Goodyear Tire & Rubber Co. received failure claims over a tire that was installed on thousands of RVs and is linked to at least nine deaths, dozens of injuries, and hundreds of crashes as early as 1996, the first year it was manufactured and installed on motorhomes, according to court documents obtained exclusively by Jalopnik. The documents also show that Goodyear appears to have vastly underreported the number of failure claims it had received over the tire to federal regulators during a previous inquiry more than a decade ago, and confirm the tire is almost certainly still on the road today.
The documents include a letter attorney David Kurtz, who is pursuing an ongoing case against Goodyear, sent to the National Highway Traffic Safety Administration last summer, requesting the agency to look into failures related to the tire. It spells out what he’s learned over the last 15 years during a protracted legal battle with the company. He sharply portrays what he describes as an effort by Goodyear to cover up serious issues with the tire, the G159 275/70R 22.5. In previous interviews with Jalopnik, he described the G159 as “the worst tire made in history.” 

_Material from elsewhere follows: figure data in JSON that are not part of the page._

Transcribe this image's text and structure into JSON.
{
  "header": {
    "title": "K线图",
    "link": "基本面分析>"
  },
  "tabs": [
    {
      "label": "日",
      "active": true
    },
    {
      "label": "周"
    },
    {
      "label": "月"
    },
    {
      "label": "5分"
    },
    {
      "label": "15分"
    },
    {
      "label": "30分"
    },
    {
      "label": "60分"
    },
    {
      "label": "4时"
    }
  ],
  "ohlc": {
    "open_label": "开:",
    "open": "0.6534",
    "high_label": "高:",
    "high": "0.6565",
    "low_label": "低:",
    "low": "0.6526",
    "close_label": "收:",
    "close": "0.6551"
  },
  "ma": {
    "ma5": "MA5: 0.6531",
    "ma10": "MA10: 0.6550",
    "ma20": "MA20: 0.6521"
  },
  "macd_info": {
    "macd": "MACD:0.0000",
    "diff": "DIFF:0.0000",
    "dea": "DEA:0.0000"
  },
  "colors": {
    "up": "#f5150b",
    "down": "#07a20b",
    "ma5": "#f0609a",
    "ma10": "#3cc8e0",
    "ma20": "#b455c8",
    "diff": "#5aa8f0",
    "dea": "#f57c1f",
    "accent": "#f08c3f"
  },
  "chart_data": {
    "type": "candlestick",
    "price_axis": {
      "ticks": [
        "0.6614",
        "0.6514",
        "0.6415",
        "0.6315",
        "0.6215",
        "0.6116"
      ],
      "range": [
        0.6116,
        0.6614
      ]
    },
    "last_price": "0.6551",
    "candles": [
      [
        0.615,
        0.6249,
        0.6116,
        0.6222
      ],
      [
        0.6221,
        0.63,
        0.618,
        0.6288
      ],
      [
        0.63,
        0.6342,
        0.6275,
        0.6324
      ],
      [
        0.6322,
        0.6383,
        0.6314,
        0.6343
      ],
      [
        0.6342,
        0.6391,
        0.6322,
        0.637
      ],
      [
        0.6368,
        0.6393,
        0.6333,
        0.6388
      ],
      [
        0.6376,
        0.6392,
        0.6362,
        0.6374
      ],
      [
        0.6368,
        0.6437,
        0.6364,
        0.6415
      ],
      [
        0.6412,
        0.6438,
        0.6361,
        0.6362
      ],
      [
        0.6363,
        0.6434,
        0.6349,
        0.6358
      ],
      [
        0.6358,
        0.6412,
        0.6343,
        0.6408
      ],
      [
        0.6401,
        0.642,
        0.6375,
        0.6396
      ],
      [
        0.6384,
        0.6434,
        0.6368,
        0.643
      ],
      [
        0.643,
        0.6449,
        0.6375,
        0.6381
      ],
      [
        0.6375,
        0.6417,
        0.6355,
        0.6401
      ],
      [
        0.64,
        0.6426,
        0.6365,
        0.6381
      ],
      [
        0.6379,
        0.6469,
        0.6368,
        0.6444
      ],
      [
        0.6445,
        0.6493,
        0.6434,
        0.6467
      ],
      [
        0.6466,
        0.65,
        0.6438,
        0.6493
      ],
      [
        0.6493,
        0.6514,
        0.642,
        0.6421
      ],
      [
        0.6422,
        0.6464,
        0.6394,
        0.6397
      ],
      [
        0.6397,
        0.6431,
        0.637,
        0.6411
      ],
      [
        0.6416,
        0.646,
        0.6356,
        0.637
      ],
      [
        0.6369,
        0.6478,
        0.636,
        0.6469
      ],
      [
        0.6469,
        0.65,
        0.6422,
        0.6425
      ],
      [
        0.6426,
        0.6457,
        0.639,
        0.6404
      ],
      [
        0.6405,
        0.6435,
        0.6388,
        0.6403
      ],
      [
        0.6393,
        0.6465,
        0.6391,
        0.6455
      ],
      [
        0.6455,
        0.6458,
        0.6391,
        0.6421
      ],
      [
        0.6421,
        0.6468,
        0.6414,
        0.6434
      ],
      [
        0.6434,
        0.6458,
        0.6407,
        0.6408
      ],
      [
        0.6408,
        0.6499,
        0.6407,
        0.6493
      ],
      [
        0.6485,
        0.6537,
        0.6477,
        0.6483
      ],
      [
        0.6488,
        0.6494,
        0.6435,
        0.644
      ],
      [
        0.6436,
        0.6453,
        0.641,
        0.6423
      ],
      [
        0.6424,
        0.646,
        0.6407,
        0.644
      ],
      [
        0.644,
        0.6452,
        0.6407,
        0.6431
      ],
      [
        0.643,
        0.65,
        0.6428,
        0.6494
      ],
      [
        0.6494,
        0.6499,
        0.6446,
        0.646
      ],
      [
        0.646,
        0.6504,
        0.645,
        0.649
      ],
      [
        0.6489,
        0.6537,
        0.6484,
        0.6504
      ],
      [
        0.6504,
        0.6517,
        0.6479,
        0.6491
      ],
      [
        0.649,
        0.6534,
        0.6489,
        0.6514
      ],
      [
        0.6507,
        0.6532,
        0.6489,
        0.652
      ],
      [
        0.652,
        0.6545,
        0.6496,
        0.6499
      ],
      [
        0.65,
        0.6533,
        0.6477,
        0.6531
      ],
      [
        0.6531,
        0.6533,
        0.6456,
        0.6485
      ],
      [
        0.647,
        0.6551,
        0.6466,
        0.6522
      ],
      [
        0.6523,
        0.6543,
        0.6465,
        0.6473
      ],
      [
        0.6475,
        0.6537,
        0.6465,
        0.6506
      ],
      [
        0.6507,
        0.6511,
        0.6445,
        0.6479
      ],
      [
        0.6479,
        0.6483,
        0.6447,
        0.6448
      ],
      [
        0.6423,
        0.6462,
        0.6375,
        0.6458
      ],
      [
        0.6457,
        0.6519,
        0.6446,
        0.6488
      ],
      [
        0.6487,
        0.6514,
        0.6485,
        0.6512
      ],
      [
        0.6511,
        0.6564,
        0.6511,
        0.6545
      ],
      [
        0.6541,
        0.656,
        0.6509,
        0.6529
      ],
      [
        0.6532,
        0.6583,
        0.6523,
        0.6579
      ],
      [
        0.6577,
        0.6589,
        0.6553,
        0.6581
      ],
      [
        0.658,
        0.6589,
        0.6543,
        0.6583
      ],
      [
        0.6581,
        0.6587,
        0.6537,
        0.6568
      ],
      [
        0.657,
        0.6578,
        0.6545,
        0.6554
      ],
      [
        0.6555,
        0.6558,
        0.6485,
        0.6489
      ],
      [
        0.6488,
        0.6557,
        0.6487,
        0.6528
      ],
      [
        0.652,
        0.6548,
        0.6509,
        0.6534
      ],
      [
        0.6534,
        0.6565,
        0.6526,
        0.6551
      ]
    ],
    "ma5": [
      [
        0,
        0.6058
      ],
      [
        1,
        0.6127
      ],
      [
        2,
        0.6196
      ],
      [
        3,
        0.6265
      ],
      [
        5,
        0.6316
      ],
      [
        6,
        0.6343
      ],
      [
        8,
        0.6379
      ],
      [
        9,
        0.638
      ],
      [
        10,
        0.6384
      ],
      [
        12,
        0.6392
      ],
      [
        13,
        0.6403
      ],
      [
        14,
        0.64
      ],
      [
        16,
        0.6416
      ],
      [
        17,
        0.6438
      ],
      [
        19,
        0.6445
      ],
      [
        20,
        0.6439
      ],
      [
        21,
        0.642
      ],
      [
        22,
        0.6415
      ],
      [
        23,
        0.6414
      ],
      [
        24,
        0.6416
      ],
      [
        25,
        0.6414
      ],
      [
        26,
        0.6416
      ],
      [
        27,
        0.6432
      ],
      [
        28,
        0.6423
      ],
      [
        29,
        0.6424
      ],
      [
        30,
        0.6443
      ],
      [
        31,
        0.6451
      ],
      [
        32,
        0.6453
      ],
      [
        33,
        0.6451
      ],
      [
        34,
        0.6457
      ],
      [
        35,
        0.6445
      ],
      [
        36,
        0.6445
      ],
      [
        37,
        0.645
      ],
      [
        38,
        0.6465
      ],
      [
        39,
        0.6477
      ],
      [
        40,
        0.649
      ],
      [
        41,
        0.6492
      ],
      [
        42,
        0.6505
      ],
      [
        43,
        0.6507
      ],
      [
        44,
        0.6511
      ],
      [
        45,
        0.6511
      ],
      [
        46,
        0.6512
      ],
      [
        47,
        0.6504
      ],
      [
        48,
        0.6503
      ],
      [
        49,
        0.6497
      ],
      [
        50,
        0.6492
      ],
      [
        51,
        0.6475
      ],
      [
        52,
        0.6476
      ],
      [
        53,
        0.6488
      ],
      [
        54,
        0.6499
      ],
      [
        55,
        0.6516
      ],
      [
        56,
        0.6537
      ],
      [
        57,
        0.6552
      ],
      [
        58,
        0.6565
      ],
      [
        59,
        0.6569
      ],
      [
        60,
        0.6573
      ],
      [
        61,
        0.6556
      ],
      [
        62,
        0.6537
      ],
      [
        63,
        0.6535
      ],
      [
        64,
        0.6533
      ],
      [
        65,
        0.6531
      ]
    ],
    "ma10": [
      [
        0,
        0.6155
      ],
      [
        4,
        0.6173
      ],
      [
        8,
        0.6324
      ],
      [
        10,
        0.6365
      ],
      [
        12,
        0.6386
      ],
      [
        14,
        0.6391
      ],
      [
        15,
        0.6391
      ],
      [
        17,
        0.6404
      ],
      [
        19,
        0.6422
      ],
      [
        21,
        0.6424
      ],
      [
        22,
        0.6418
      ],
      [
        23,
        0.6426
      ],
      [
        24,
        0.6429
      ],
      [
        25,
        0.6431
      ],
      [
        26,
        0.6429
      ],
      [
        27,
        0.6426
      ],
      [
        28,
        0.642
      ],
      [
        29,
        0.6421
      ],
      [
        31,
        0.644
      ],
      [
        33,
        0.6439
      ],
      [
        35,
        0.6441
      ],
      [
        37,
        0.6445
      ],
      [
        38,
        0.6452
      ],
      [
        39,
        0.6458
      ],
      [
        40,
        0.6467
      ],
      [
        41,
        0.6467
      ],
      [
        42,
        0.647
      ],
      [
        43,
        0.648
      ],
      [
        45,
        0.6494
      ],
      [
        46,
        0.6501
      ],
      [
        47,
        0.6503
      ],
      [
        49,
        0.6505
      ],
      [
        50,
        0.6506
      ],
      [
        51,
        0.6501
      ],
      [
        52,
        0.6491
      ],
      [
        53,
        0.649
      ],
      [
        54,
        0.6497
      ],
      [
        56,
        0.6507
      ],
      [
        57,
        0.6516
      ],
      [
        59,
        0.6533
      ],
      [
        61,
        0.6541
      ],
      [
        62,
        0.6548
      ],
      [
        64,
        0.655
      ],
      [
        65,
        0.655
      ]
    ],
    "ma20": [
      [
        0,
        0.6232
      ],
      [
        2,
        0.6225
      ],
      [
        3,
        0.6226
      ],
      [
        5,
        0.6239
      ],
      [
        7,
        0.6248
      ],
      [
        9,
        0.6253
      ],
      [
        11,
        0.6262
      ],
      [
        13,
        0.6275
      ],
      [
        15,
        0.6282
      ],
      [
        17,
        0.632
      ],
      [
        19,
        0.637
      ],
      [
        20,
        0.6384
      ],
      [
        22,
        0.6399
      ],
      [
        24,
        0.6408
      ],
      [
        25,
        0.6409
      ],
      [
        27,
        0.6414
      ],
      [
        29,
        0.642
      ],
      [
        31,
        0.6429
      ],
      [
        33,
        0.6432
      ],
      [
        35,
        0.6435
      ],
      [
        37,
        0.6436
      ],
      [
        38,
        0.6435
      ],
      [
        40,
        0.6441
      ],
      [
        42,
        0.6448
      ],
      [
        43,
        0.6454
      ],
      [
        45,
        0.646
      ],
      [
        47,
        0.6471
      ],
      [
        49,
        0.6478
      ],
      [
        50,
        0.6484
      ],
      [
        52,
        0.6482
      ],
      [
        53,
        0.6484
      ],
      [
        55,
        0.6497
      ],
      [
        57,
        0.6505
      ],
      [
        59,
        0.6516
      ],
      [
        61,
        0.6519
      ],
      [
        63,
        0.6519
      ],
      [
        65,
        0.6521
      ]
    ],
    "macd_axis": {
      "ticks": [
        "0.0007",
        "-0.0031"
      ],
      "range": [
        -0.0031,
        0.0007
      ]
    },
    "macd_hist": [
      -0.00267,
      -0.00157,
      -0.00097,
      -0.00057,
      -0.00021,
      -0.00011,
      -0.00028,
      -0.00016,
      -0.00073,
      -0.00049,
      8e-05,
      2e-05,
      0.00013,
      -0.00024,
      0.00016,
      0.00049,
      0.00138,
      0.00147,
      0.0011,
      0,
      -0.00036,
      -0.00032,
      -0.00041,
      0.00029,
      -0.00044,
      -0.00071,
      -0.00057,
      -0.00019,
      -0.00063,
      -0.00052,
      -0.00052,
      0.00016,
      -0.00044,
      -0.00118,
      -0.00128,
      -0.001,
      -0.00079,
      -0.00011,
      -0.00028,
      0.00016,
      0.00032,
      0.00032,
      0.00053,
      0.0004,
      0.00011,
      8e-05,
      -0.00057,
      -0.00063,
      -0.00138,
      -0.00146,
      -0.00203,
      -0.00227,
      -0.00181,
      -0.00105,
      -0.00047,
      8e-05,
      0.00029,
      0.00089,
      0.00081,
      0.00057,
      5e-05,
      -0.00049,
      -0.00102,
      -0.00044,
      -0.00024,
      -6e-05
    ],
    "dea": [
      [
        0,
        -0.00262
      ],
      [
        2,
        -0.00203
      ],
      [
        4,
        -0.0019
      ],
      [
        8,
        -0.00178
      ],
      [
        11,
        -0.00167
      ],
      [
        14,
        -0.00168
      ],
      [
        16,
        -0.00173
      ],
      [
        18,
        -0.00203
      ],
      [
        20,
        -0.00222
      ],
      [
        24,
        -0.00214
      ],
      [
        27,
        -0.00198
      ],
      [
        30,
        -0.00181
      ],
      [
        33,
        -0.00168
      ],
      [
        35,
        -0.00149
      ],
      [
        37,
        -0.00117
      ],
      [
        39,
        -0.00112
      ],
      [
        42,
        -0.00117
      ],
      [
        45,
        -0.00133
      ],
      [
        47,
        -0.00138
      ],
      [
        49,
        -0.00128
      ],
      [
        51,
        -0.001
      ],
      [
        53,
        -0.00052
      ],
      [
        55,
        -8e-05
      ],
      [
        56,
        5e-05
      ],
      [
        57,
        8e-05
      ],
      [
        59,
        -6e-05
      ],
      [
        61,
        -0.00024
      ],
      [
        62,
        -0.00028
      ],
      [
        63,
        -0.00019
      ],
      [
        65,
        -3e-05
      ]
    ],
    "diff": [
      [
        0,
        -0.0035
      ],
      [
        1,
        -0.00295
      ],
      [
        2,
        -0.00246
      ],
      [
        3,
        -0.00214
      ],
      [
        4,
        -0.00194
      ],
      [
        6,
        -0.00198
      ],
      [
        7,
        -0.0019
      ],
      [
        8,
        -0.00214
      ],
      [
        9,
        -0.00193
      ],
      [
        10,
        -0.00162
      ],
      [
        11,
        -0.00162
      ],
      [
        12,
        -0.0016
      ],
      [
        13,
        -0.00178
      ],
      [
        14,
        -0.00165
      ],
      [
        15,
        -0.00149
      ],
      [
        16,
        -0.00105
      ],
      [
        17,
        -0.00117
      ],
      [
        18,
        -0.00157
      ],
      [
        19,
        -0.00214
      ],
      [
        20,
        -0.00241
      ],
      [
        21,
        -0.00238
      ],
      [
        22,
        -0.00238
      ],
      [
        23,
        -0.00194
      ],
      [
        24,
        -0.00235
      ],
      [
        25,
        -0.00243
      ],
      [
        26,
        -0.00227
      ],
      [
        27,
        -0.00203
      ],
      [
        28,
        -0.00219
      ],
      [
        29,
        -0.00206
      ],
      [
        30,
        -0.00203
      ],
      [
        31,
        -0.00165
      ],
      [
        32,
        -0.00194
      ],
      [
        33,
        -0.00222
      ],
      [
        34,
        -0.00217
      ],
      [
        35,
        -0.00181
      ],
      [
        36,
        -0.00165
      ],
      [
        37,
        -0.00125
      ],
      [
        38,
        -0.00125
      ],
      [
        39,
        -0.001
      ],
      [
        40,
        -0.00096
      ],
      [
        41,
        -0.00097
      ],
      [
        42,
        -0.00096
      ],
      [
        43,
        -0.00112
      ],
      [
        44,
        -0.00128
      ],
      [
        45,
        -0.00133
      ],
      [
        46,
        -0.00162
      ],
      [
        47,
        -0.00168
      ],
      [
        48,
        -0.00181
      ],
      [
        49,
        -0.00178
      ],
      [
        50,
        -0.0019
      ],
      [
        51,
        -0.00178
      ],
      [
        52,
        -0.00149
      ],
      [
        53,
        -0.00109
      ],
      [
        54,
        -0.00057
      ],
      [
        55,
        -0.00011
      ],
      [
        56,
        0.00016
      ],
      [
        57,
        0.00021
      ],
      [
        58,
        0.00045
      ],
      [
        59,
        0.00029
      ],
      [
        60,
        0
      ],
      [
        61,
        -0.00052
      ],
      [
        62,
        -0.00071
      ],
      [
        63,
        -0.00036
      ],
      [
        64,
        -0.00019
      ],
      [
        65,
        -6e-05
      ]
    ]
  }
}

In particular, the letter reveals for the first time that Goodyear received failure claims from the G159 as early as 1996—the year the tire was first installed on RVs—until as recently as September 2015, the last year for which Goodyear had disclosed data to Kurtz. The company said as recently as last June that the G159 is still on the road today, Kurtz wrote.
The 29-page letter—which you can read in full below—also says that in response to a 2006 inquiry from NHTSA, Goodyear disclosed only seven injuries from G159 failures, despite having received 74 death and injury claims at the time. Goodyear also represented to NHTSA at the time that it received only 58 failure reports over the G159, the letter says, even though it was aware of 458 crown separations.